2人と1匹の稼ぎとしては、破格といっていいであろう。
上機嫌で宿に帰る途中、ゼロスの卵を買った屋台が目に入った。
するとニケがゼロスを抱え上げ、屋台に駆け寄っていく。
「たまご、かえったでしゅ」
「クエ~」
「おお、この間、卵を買ってくれたお客さんだね……フムフム、模倣竜、かなぁ。でもちょっと違うような気もする。ちょっと貸してもらえる?」
「いいでしゅよ」
すぐにニケを思い出した商人が、ゼロスの種別を判別しようと試みる。
彼はゼロスを受け取ると、あちこちひっくり返して観察を始めた。
そこへ追いついた俺が、声を掛ける。
「こんちは。
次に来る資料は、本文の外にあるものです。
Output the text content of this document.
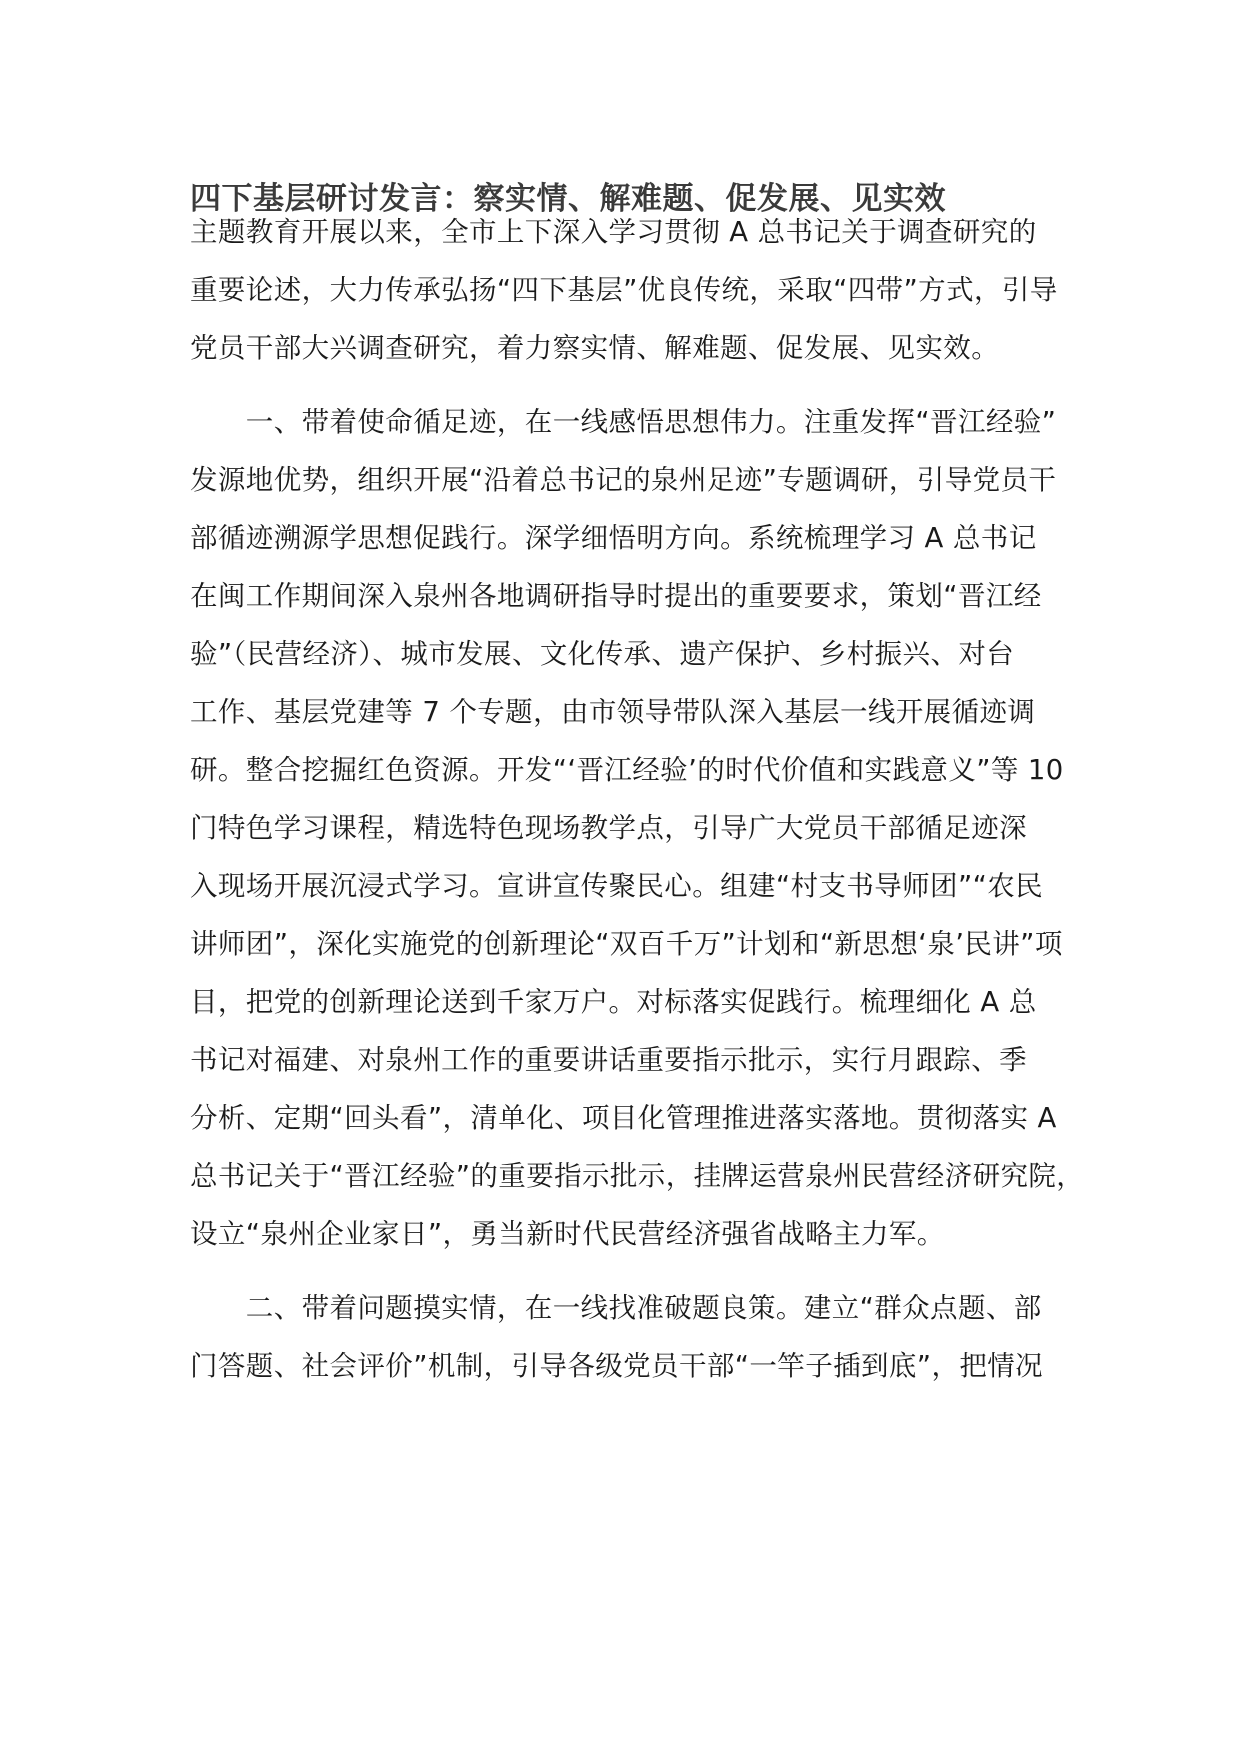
四下基层研讨发言：察实情、解难题、促发展、见实效

主题教育开展以来，全市上下深入学习贯彻 A 总书记关于调查研究的

重要论述，大力传承弘扬“四下基层”优良传统，采取“四带”方式，引导

党员干部大兴调查研究，着力察实情、解难题、促发展、见实效。

　　一、带着使命循足迹，在一线感悟思想伟力。注重发挥“晋江经验”

发源地优势，组织开展“沿着总书记的泉州足迹”专题调研，引导党员干

部循迹溯源学思想促践行。深学细悟明方向。系统梳理学习 A 总书记

在闽工作期间深入泉州各地调研指导时提出的重要要求，策划“晋江经

验”（民营经济）、城市发展、文化传承、遗产保护、乡村振兴、对台

工作、基层党建等 7 个专题，由市领导带队深入基层一线开展循迹调

研。整合挖掘红色资源。开发“‘晋江经验’的时代价值和实践意义”等 10

门特色学习课程，精选特色现场教学点，引导广大党员干部循足迹深

入现场开展沉浸式学习。宣讲宣传聚民心。组建“村支书导师团”“农民

讲师团”，深化实施党的创新理论“双百千万”计划和“新思想‘泉’民讲”项

目，把党的创新理论送到千家万户。对标落实促践行。梳理细化 A 总

书记对福建、对泉州工作的重要讲话重要指示批示，实行月跟踪、季

分析、定期“回头看”，清单化、项目化管理推进落实落地。贯彻落实 A

总书记关于“晋江经验”的重要指示批示，挂牌运营泉州民营经济研究院，

设立“泉州企业家日”，勇当新时代民营经济强省战略主力军。

　　二、带着问题摸实情，在一线找准破题良策。建立“群众点题、部

门答题、社会评价”机制，引导各级党员干部“一竿子插到底”，把情况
これって、フェイクドラゴンっていうんですか?」
「ええ、たぶん、そうだと思います……地竜に似てるので、フェイクって言われちゃうんですけどね。でも性質がおとなしくて、力が強いので、荷運びには向いた魔物ですよ。使い道が多いので、まあまあ当たりじゃないですかね」
「へ~、それなら買ったかいがあったな」
「もちろんでしゅ。ニケのおとうと、でしゅから」
「アハハ、そうだったな」
ゼロスは荷運びに使えそうだと聞いて、少し安心した。
俺たちはゼロスを使った探索を思い描きながら、宿へ帰った。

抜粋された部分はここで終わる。